It's like Mardi Gras meets the bombing of Dresden...
Monday, December 12, 2005
A Festivus for the Rest of Us!
Here at poetryandscotch, we celebrate Festivus. A small donation will be made to The Human Fund: Money for People in honor of each visit to the site during December. Happy Festivus everyone!


Seeing that it is Festivus, I figure this is a good time for the airing of grievances, so I'll go ahead. I have a lot of problems with you people!

Redhurt: Way to never answer the phone when I call or return calls when I leave a message, also good work on helping me update the new site, it's only been like three months since you promised.

Charles: Good work updating your blog once every two weeks, maybe next year you'll spend less time eating scallion souffles and more time giving me something to do at work. Plus, I'm still pissed that you passed over my sweet post, The Politics of Polarization.

J. Morgan: I'm not sure if not having your own blog is part of a cohesive defense against modernism, but seriously, in the words of redhurt- "Just freaking assimilate already! Your culture is gone!" Also, thumbs down on your decision to skip the trip to GCC for homecoming.

Barnabas: I don't care what you say, I'll write whatever the hell I want to in your comments.

Standingout: When it comes to blog updates, you're worse than Charles. That's pretty much all I have though.

Hans-Georg: I could probably come up with something to complain about if I could ever figure out what you are talking about in your posts...

I also have some general grievances-

Old People- Look, if you screwed around your whole life and your fixed income is too small to live on, then maybe you should go get a freaking job instead of coming in to the shop and complaining that a Cutter and Buck shirt costs $55. It's a freaking country club!

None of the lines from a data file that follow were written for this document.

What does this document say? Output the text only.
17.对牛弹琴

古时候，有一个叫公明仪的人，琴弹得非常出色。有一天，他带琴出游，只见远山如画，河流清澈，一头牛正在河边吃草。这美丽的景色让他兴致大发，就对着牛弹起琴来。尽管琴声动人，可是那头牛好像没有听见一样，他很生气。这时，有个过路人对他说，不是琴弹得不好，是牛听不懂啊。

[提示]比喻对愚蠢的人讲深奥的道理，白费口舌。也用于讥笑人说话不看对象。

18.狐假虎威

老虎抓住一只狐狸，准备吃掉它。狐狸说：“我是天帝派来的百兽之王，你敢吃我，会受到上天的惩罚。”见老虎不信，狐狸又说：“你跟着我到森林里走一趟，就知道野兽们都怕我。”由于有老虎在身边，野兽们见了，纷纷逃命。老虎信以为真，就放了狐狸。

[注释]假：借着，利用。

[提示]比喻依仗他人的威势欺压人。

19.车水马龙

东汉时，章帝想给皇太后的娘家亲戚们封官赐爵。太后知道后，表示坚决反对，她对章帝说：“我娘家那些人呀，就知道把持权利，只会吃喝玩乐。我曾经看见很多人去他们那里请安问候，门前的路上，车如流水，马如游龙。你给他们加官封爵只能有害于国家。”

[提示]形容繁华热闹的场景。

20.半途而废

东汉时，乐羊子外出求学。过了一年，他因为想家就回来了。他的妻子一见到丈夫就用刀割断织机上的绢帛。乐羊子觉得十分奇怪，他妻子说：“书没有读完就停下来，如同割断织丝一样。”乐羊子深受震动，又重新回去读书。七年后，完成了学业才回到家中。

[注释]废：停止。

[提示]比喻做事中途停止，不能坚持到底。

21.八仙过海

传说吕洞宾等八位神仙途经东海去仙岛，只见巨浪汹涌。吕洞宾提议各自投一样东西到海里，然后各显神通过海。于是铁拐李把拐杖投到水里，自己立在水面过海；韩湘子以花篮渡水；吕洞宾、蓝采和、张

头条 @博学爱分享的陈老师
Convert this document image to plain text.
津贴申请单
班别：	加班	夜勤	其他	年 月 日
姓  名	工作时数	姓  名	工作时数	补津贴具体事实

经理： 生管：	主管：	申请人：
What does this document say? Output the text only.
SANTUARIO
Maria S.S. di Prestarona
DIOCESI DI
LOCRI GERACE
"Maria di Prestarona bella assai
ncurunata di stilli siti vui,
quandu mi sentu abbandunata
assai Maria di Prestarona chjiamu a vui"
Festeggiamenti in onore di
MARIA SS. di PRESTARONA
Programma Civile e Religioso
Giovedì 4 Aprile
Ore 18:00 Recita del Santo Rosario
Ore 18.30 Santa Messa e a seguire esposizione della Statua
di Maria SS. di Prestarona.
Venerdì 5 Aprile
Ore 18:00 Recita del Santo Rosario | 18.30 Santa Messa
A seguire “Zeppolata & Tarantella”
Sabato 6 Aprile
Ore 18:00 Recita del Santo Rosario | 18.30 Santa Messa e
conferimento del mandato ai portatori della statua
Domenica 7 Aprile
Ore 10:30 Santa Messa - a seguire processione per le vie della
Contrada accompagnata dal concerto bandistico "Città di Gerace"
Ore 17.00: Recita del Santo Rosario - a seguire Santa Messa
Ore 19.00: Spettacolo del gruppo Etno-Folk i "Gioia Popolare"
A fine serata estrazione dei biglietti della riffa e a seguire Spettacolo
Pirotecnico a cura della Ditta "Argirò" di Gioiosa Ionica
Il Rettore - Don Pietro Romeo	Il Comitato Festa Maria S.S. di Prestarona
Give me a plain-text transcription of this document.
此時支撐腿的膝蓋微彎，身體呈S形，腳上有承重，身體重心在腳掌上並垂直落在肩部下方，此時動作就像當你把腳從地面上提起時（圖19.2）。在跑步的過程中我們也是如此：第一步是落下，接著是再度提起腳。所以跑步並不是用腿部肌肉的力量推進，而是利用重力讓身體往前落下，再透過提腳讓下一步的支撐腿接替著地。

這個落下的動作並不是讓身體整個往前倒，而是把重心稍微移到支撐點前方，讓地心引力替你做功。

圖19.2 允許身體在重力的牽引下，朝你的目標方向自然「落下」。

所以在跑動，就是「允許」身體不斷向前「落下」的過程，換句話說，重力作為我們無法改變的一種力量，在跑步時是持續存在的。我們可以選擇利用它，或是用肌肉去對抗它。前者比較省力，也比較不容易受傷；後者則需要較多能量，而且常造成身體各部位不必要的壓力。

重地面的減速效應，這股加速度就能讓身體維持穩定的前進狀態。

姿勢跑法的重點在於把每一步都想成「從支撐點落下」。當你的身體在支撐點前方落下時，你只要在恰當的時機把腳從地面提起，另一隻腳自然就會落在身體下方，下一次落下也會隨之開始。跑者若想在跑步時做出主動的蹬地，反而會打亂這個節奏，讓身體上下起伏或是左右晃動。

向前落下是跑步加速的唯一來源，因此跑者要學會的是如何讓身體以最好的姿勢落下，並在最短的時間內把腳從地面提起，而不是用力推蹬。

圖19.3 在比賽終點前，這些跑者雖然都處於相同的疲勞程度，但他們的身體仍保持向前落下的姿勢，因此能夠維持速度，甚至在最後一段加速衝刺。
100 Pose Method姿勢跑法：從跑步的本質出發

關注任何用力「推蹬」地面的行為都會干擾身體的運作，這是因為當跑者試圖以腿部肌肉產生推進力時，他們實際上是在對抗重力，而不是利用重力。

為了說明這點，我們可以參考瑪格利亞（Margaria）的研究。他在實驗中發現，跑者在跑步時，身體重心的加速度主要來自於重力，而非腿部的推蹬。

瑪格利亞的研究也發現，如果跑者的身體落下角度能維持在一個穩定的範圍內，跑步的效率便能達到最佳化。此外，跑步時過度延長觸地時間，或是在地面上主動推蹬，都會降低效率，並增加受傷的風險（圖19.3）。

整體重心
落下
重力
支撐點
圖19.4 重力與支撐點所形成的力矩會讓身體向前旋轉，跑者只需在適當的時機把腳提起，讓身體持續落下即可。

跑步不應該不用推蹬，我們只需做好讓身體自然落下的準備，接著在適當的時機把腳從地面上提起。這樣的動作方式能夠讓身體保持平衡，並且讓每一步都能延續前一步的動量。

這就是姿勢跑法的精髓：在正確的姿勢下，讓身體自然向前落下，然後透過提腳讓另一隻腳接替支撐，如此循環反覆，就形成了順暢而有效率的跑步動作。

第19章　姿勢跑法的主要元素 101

Handjobs (especially dry ones)- Look baby, I know you're trying and that's great- but just give up already. I know you saw a cow get milked on your fourth grade field trip, but you're going to have to believe me when I tell you it really isn't the same motion. If I wanted to be masturbated I wouldn't have invited you over in the first place. I can do it better myself, plus when I'm done I can go right to sleep without talking to you about things I don't care about.

Cold Weather- So this Hummer only gets 10 mpg? Ummm... Do you sell anything less efficient? You do? Is it big enough to fit my new freon fridge in the back? Great! I'll take two.

The Capital Gains Tax- It sucks... a lot.

Also, this is post number 100! (sans the ones I write drunk and delete the next day) I was going to put up some links to posts in my archives that I like, but I don't really care that much and nobody would read them anyway...

1 Comments:

Blogger Justin said...

Oops, I forgot you all were too cool for topics like direct hand to genital stimulation. I apologize.

By the way, I'm not even mad. You all are amazing.